Of the $1 billion assigned to CBP, about $708 million is meant for establishing and operating migrant care and processing facilities. An additional $85 million are available through 2023 for CBP to procure, construct and improve migrant processing facilities.
Last week, CBP opened a temporary tent facility in Yuma for migrant families and children. The site has capacity for 500 people.
Stanton said the backed the emergency funding bill because he saw it as the only one on the table, since the Republican-controlled Senate rejected a House version drafted by Democrats.
“The situation is very complicated,” he said. “I felt my vote was the quickest way to get the humanitarian aid to people that need it.”
When asked which federal agencies that the bill funds Stanton considers to be providing humanitarian aid, he said those “providing for the needs of asylum-seekers entering the country.”
“The services that are being provided are not at the level where they should be, and the agencies that provide those services said they needed more support from Congress,” Stanton said.
Those requests for more funding were made by the Trump administration in May.
At the event outside Stanton’s office, Janine Gelsinger, the executive director of the Unitarian Universalist Justice Arizona Network, said those funds don’t represent a solution to a humanitarian crisis.
“It’s not enough to give more money so they can afford soap and toothpaste. We want complete liberation,” Gelsinger said.
Myron Scott added at the gathering that the bill Stanton supported has no accountability to how the money will be spent.
“It is not humanitarian in any meaningful sense,” Scott later told the Mirror. “Congress should be directly funding and assisting NGOs and state and local governments to help them better deal with refugees’ need. The federal government under this Administration simply cannot be trusted to care for children or others.”
Stanton, who sits on the House Judiciary Committee, said he will follow-up to ensure there is “appropriate oversight over the Border Patrol” over how its spending the emergency funds.

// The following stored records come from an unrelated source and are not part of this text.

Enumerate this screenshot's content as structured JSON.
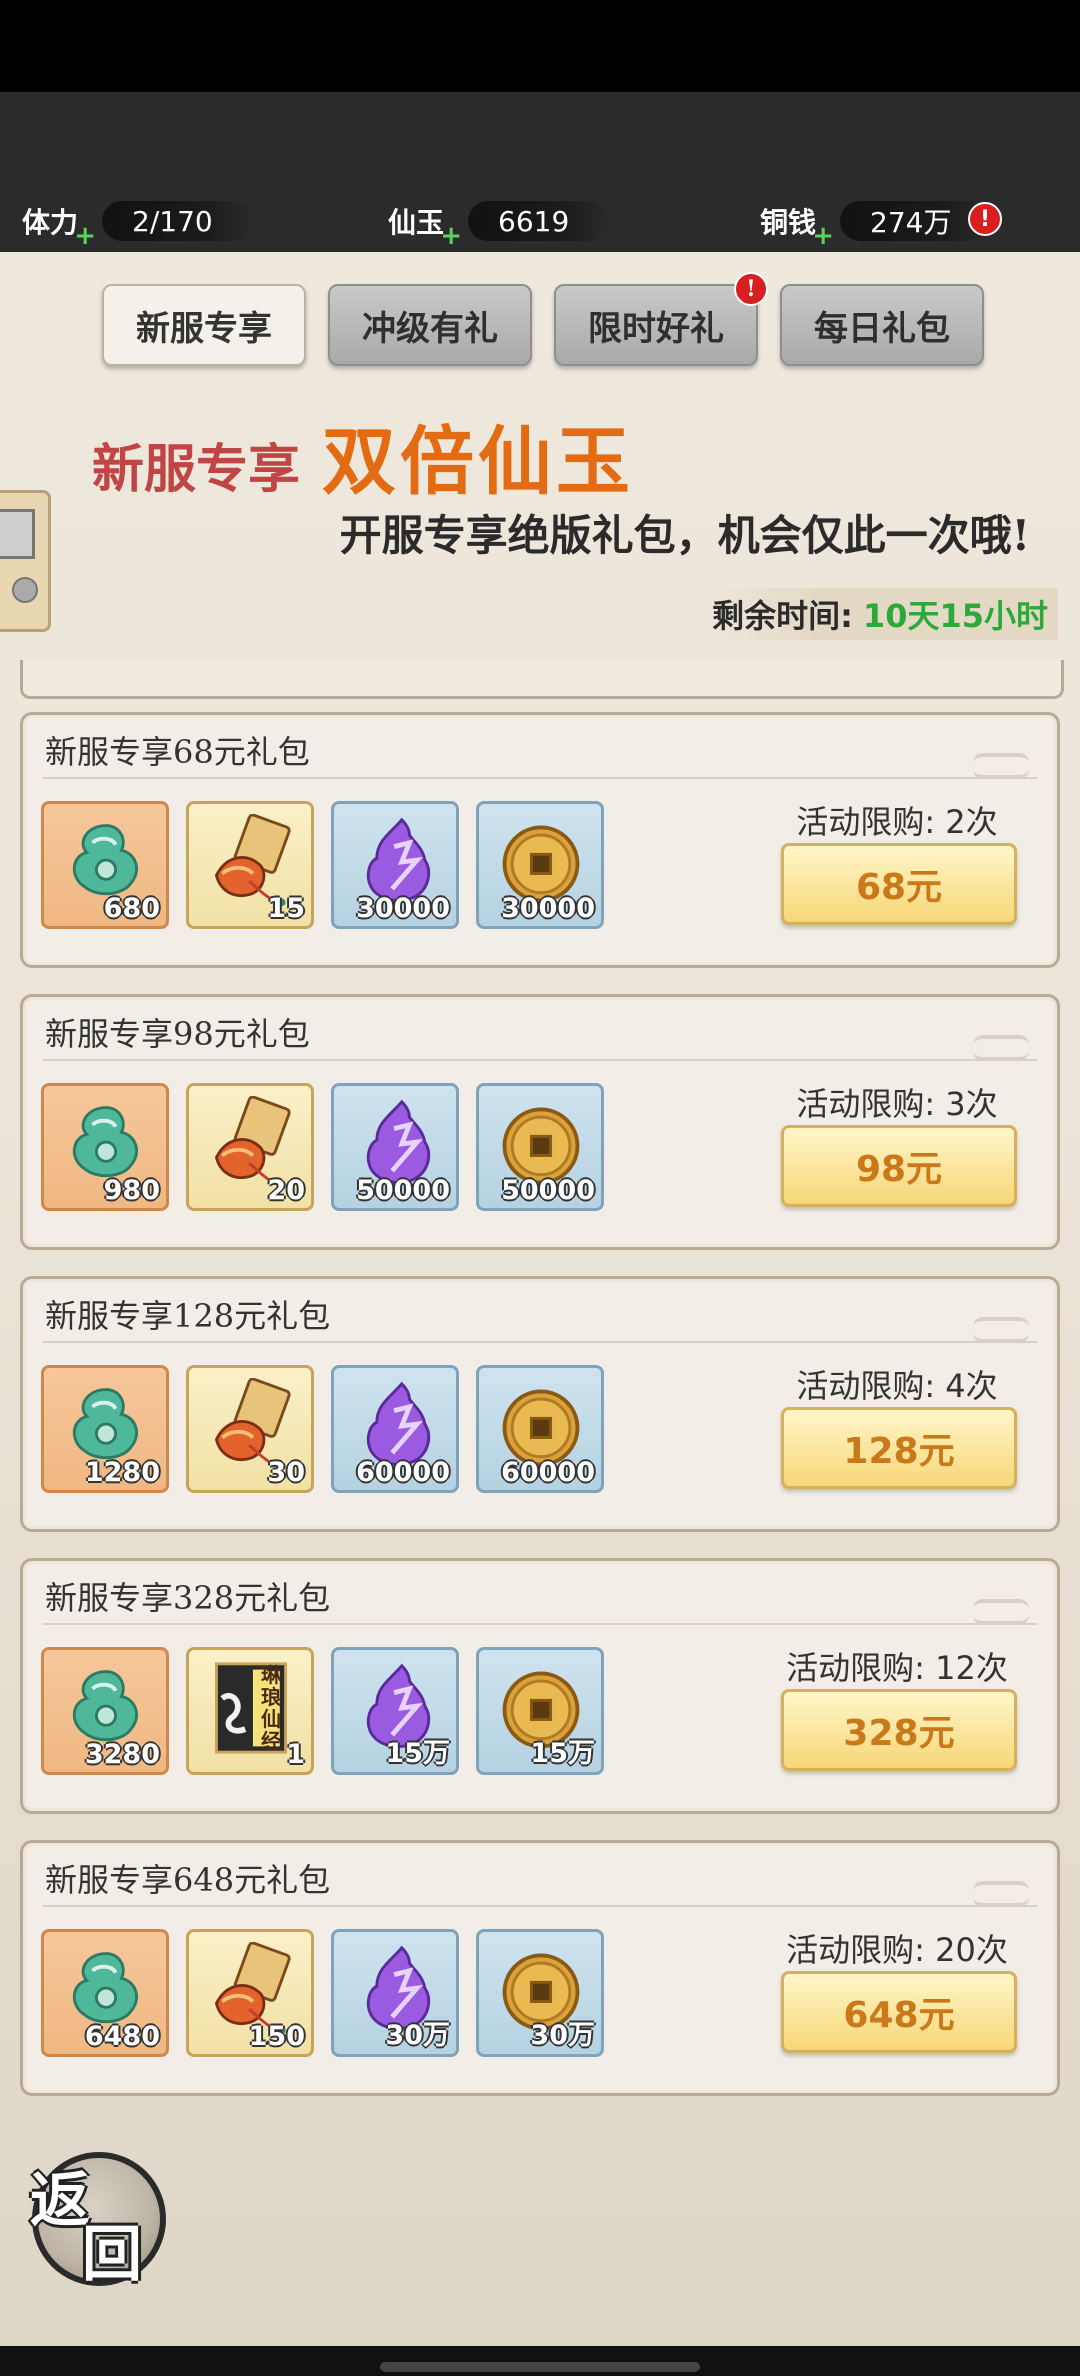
{
  "hud": {
    "stamina_label": "体力",
    "stamina_value": "2/170",
    "jade_label": "仙玉",
    "jade_value": "6619",
    "coin_label": "铜钱",
    "coin_value": "274万",
    "plus": "+",
    "alert": "!"
  },
  "tabs": [
    {
      "label": "新服专享",
      "active": true
    },
    {
      "label": "冲级有礼",
      "active": false
    },
    {
      "label": "限时好礼",
      "active": false,
      "alert": true
    },
    {
      "label": "每日礼包",
      "active": false
    }
  ],
  "banner": {
    "title_small": "新服专享",
    "title_big": "双倍仙玉",
    "subtitle": "开服专享绝版礼包，机会仅此一次哦!",
    "timer_label": "剩余时间:",
    "timer_value": "10天15小时"
  },
  "packs": [
    {
      "title": "新服专享68元礼包",
      "items": [
        "680",
        "15",
        "30000",
        "30000"
      ],
      "limit": "活动限购: 2次",
      "price": "68元"
    },
    {
      "title": "新服专享98元礼包",
      "items": [
        "980",
        "20",
        "50000",
        "50000"
      ],
      "limit": "活动限购: 3次",
      "price": "98元"
    },
    {
      "title": "新服专享128元礼包",
      "items": [
        "1280",
        "30",
        "60000",
        "60000"
      ],
      "limit": "活动限购: 4次",
      "price": "128元"
    },
    {
      "title": "新服专享328元礼包",
      "items": [
        "3280",
        "1",
        "15万",
        "15万"
      ],
      "limit": "活动限购: 12次",
      "price": "328元",
      "scroll_text": "琳琅仙经"
    },
    {
      "title": "新服专享648元礼包",
      "items": [
        "6480",
        "150",
        "30万",
        "30万"
      ],
      "limit": "活动限购: 20次",
      "price": "648元"
    }
  ],
  "back": {
    "char1": "返",
    "char2": "回"
  },
  "colors": {
    "timer_green": "#2ea83a",
    "price_orange": "#c9781a",
    "title_orange": "#e26b13",
    "title_red": "#c04646"
  }
}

Stanton was part of a delegation of House Democrats who traveled to Border Patrol facilities and an HHS shelter for migrant youth in the El Paso region on Monday.
“The conditions were prison-like,” he said of the CBP facilities. Stanton said it was frustrating that border officials didn’t allow the Congressional delegation to bring in their phones to document the visit. The also were barred from speaking to the migrants detained there.

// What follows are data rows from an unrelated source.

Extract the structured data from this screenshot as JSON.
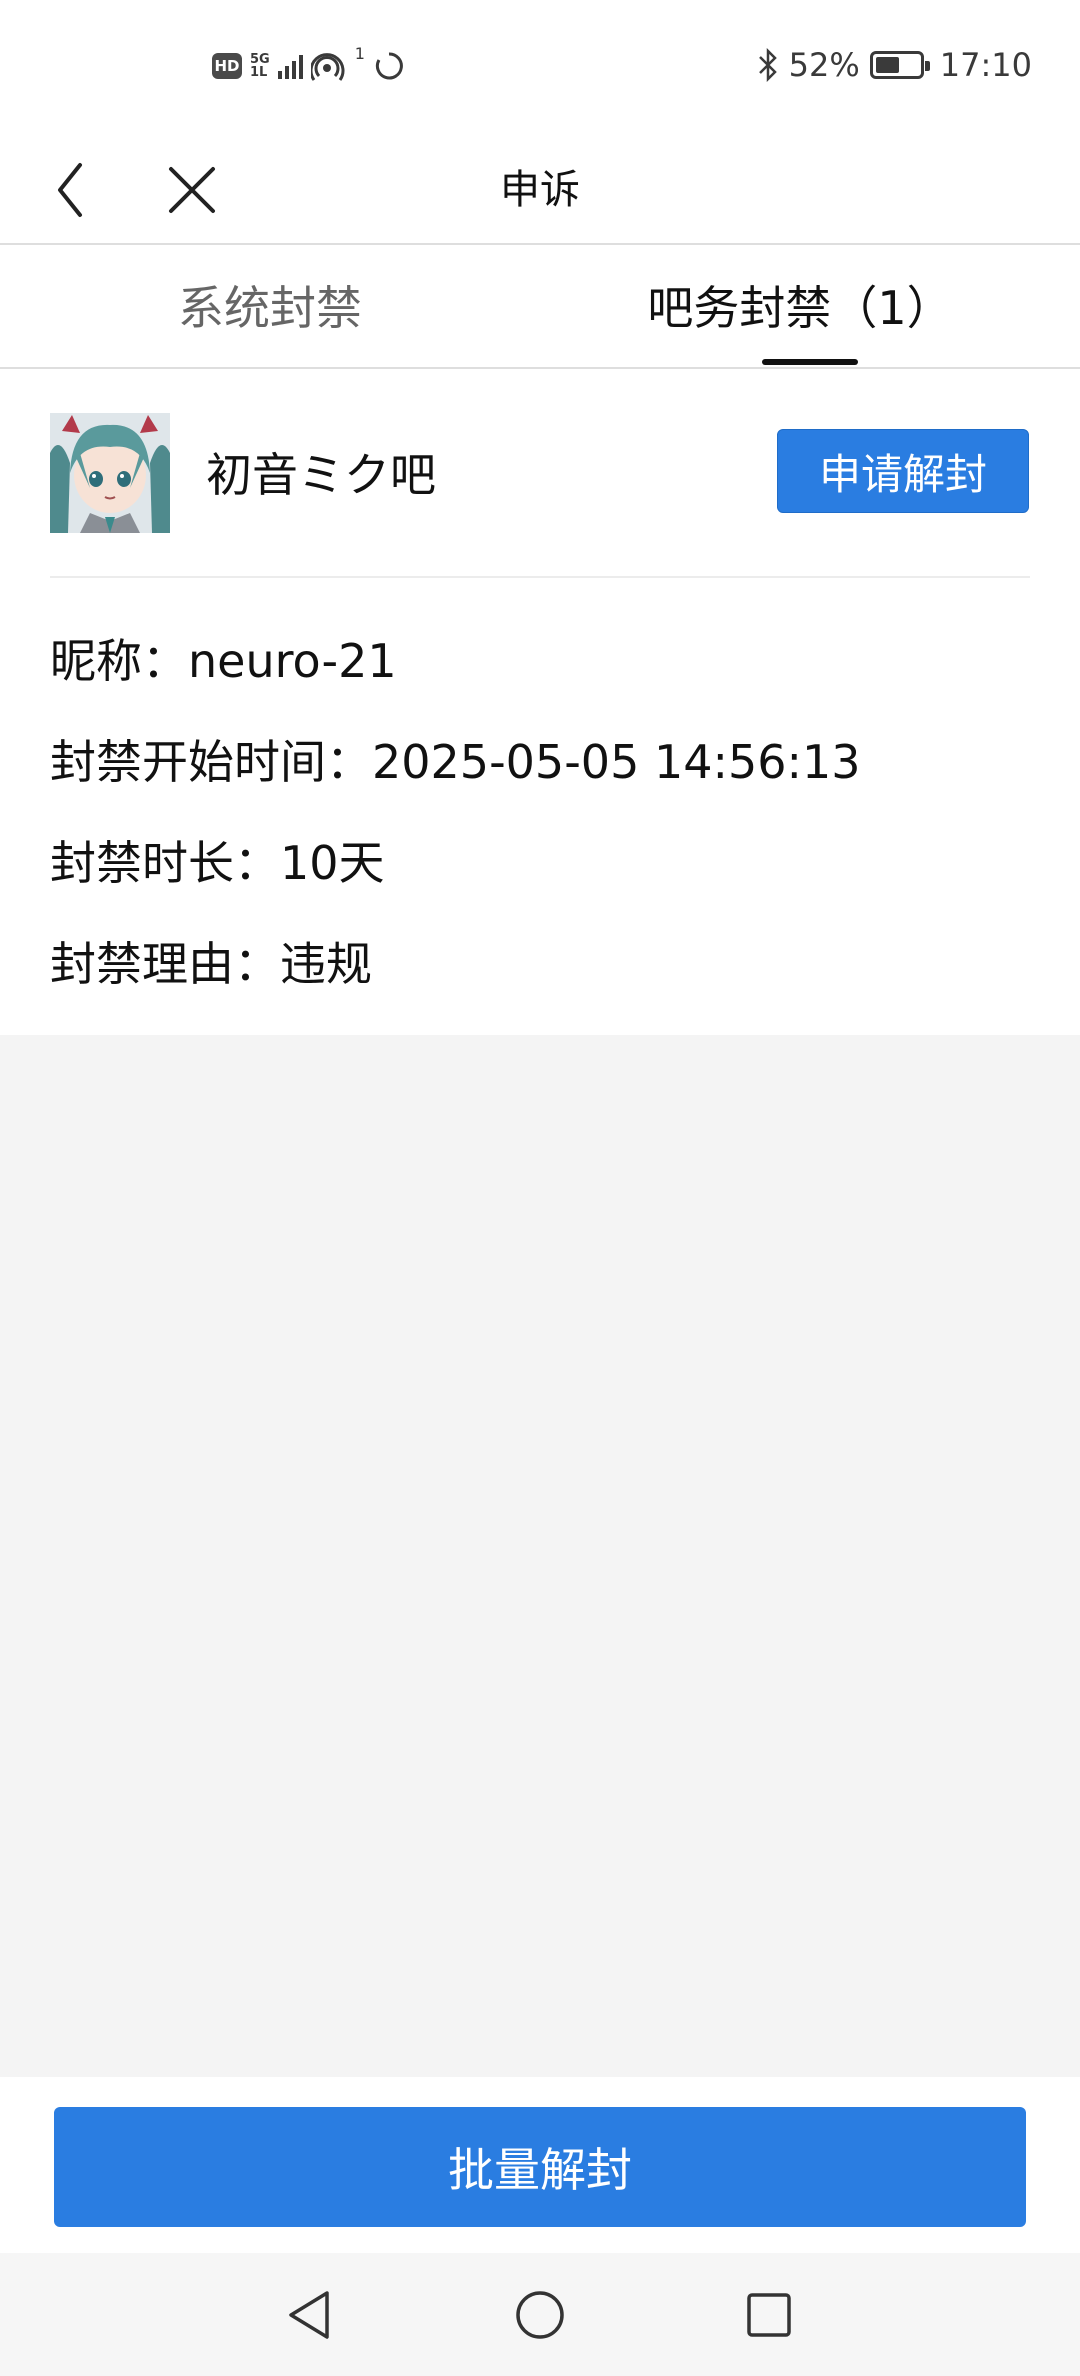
{
  "status_bar": {
    "hd": "HD",
    "network_top": "5G",
    "network_bottom": "1L",
    "hotspot_count": "1",
    "battery": "52%",
    "time": "17:10"
  },
  "title_bar": {
    "title": "申诉"
  },
  "tabs": [
    {
      "label": "系统封禁",
      "active": false
    },
    {
      "label": "吧务封禁（1）",
      "active": true
    }
  ],
  "ban_record": {
    "forum_name": "初音ミク吧",
    "appeal_button": "申请解封",
    "nickname": "昵称：neuro-21",
    "start_time": "封禁开始时间：2025-05-05 14:56:13",
    "duration": "封禁时长：10天",
    "reason": "封禁理由：违规"
  },
  "bottom": {
    "batch_button": "批量解封"
  },
  "colors": {
    "accent": "#2a7de1",
    "background_empty": "#f4f4f4"
  },
  "icons": [
    "back-arrow-icon",
    "close-icon",
    "bluetooth-icon",
    "battery-icon",
    "nav-back-icon",
    "nav-home-icon",
    "nav-recent-icon"
  ]
}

“As members of Congress, we have an absolute obligation to do oversight, and having the ability to directly see and talk to people is part of our responsibility,” he said.

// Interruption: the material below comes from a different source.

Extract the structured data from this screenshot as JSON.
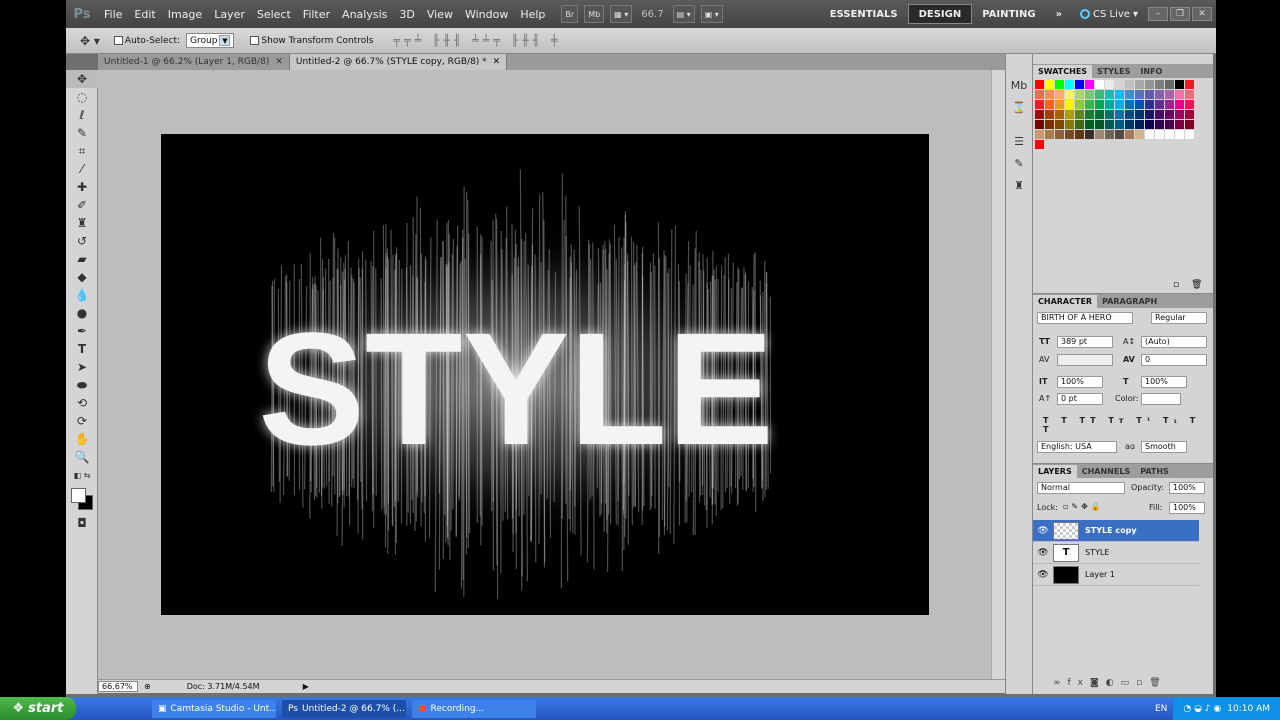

Stanton added that he wants the House Judiciary Committee schedule a hearing in El Paso to follow-up on the spending of the emergency funds.
Meanwhile, one Phoenix group, the Uncage and Reunite Families Coalition, has requested since April that the House Judiciary Committee to hold field hearings in Phoenix, Tucson and Yuma on the treatment of migrant families, many who are seeking asylum, arriving in Arizona.